In the clinical trial, patient-reported outcomes around complications, postoperative pain, psychosocial well-being, physical functioning, fatigue, patient satisfaction and costs were assessed at 1 week, 3 months, 1 year, and 2 years postoperatively. The data set then used to train the algorithms was merely patient satisfaction after 2 years.

One major ongoing shortcoming of machine learning algorithms in many fields is that they are trained on data from primarily white populations. In the original clinical trial, however, race and ethnicity were key data points collected from the cohort and tracked with outcomes, which is rare, and means the subsequent machine learning algorithms presented in the abstract are less likely to suffer from racial and ethnic biases — a foundational need for the development of clinical tools.

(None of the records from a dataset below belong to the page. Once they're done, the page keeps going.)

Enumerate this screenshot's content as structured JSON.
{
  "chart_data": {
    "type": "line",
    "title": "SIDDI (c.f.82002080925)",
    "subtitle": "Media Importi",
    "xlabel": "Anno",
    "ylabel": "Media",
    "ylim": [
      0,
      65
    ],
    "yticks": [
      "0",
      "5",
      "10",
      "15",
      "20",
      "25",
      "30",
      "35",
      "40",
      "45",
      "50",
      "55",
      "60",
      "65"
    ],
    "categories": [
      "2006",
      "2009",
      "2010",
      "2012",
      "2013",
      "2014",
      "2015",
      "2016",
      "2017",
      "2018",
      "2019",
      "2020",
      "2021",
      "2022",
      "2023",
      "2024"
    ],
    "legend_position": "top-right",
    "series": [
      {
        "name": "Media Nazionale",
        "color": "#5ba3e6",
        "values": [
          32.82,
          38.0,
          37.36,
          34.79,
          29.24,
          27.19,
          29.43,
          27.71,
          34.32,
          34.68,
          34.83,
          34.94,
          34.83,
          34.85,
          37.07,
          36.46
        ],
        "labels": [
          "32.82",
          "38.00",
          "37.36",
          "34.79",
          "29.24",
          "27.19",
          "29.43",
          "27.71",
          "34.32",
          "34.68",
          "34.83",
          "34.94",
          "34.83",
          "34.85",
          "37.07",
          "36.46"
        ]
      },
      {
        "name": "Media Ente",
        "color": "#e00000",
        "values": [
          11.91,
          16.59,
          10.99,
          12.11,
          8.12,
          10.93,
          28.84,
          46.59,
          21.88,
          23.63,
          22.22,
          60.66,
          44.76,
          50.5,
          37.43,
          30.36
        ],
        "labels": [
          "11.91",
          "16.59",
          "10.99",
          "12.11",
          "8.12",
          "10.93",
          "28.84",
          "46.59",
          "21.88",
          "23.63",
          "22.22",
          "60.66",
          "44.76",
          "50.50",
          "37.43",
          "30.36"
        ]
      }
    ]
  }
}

In other clinical breast cancer settings, machine learning is also being tested as a tool to support better patient outcomes.2 Researchers in Switzerland have been developing an algorithmic tool to help physicians make data-driven, personalized decisions around which patients would most benefit from preventive treatments. The algorithm helps identify and target high-risk patients, while helping lower-risk patients avoid unnecessary prevention that could be costly, painful, and upsetting to go through. This is machine learning applied at the earliest, most cautious point of breast cancer care: prevention. The abstract presented at the ASCO20 meeting bookends the field by offering an algorithm at 1 of the final points of care: reconstruction.

Ultimately, what the algorithms show is that the best outcome predictor is baseline satisfaction with breasts. But other informative predictors are whether the patient experienced “radiation during or after reconstruction, nipple-sparing and mixed mastectomy, implant-based reconstruction, chemotherapy, unilateral mastectomy, lower psychological well-being, and obesity,” according to the poster.

Group-level guidance often underpins clinical decisions around mastectomy and reconstruction when such a personal decision deserves a more personalized tool to figure out whether reconstruction is the right choice, and, if so, which reconstruction technique will result in the highest satisfaction for the patient.

References

  1. Pfob A, Mehrara B, Nelson J, Wilkins E, Pusic A, Sidey-Gibbons C. Towards data-driven decision-making for breast cancer patients undergoing mastectomy and reconstruction: Prediction of individual patient-reported outcomes at two-year follow-up using machine learning. Presented at: ASCO20 Virtual Scientific Program. J Clin Oncol. 38;2020(suppl):abstr 520.
  2. Ming C, Viassolo V, Probst-Hensch N, Chappuis PO, Dinov ID, Katapodi MC. Machine learning techniques for personalized breast cancer risk prediction: comparison with the BCRAT and BOADICEA models. Breast Cancer Res. 2019;21(7):75.